A recent randomized controlled trial of tRNS combined with cognitive training in children with ADHD reported clinically meaningful improvements in inattentive and hyperactive-impulsive symptoms, along with EEG changes consistent with enhanced brain plasticity. These benefits also persisted at follow-up.

Another promising neuromodulation device is the FDA-approved external trigeminal nerve stimulation (eTNS) system, which delivers mild pulses through the forehead, “triggering the release of therapeutic signals to brain regions involved in attention and behavior regulation,” said Sultan.

eTNS is currently being tested in a large, multi-site clinical trial with over 180 children with ADHD. The trial aims to confirm earlier findings that eTNS can reduce ADHD symptoms.

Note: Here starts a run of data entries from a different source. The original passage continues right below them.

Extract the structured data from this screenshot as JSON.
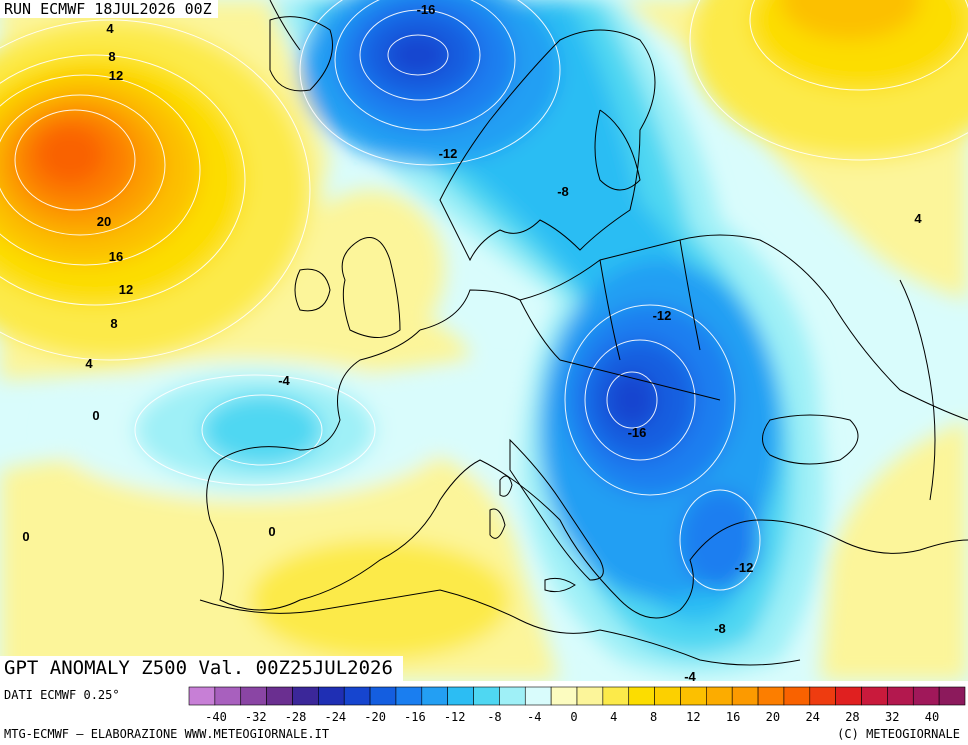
{
  "header": {
    "run_label": "RUN ECMWF 18JUL2026 00Z"
  },
  "map": {
    "title": "GPT ANOMALY Z500 Val. 00Z25JUL2026",
    "field": "500 hPa geopotential height anomaly",
    "contour_interval": 4,
    "contour_labels": [
      {
        "text": "4"
      },
      {
        "text": "8"
      },
      {
        "text": "12"
      },
      {
        "text": "20"
      },
      {
        "text": "16"
      },
      {
        "text": "12"
      },
      {
        "text": "8"
      },
      {
        "text": "4"
      },
      {
        "text": "0"
      },
      {
        "text": "0"
      },
      {
        "text": "-16"
      },
      {
        "text": "-12"
      },
      {
        "text": "-8"
      },
      {
        "text": "-4"
      },
      {
        "text": "0"
      },
      {
        "text": "-12"
      },
      {
        "text": "-16"
      },
      {
        "text": "-12"
      },
      {
        "text": "-8"
      },
      {
        "text": "-4"
      },
      {
        "text": "4"
      }
    ],
    "colors": {
      "coast": "#000000",
      "contour": "#ffffff"
    }
  },
  "colorbar": {
    "levels": [
      "-40",
      "-32",
      "-28",
      "-24",
      "-20",
      "-16",
      "-12",
      "-8",
      "-4",
      "0",
      "4",
      "8",
      "12",
      "16",
      "20",
      "24",
      "28",
      "32",
      "40"
    ],
    "colors": [
      "#c77fd6",
      "#a860be",
      "#8a45a4",
      "#6a2f90",
      "#3b2799",
      "#1f2fb4",
      "#1645cf",
      "#145ee0",
      "#1a7ef0",
      "#239ff3",
      "#2cbdf3",
      "#4fd7f2",
      "#9ff0f7",
      "#d9fcfc",
      "#fcfcc0",
      "#fcf59a",
      "#fcea4a",
      "#fcdd00",
      "#fcd000",
      "#fcc000",
      "#fcac00",
      "#fc9a00",
      "#fc7e00",
      "#f96200",
      "#ee3c10",
      "#e02020",
      "#c91a3c",
      "#b3184e",
      "#a0185a",
      "#8c1a5c"
    ]
  },
  "footer": {
    "data_source": "DATI ECMWF 0.25°",
    "credit": "MTG-ECMWF – ELABORAZIONE WWW.METEOGIORNALE.IT",
    "copyright": "(C) METEOGIORNALE"
  }
}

Digital therapeutics are also entering the ADHD space. Prescription video games, such as EndeavorRx – the first FDA-cleared digital treatment for pediatric ADHD – use game-like tasks to train attention and working memory. Early studies suggest modest but measurable improvements in cognitive performance, and similar app-based platforms are now being tested in adults.

While still early in development, these tools highlight a shift toward personalized, non-pharmacological interventions that can complement traditional care.

Research gaps in ADHD and future directions

Despite decades of study, several key questions remain in ADHD research. Sultan emphasized the need to understand the long-term effects of stimulant treatment, and there is a concern about how chronic use of stimulant or non-stimulant medications shapes brain development and functional outcomes across the lifespan.

Gender differences also require more attention, as women are often underdiagnosed and may experience ADHD differently across hormonal cycles, pregnancy and menopause.

Another pressing area is the identification of biological markers that could improve diagnosis and predict treatment response. While genetics and neuroimaging provide clues, the interplay between genes and the environment remains poorly understood.

“How do the genes we know contribute to ADHD interact with the environment? How much of the manifested ADHD symptoms are being driven by societal changes? For example, the Industrial Revolution prompted an increase in the number of repetitive, mundane jobs not conducive to someone with ADHD,” said Sultan.  

“Humans aren’t designed to do the same task over and over again. We aren’t designed to sit all day at a computer or sit for hours on end in a lecture hall,” he added.

Looking ahead, the field is moving toward a multimodal, lifespan-focused understanding of ADHD; one that considers biological, cognitive and societal influences, hopefully leading to more precise diagnostics, individualized therapies and improved outcomes for patients across all ages.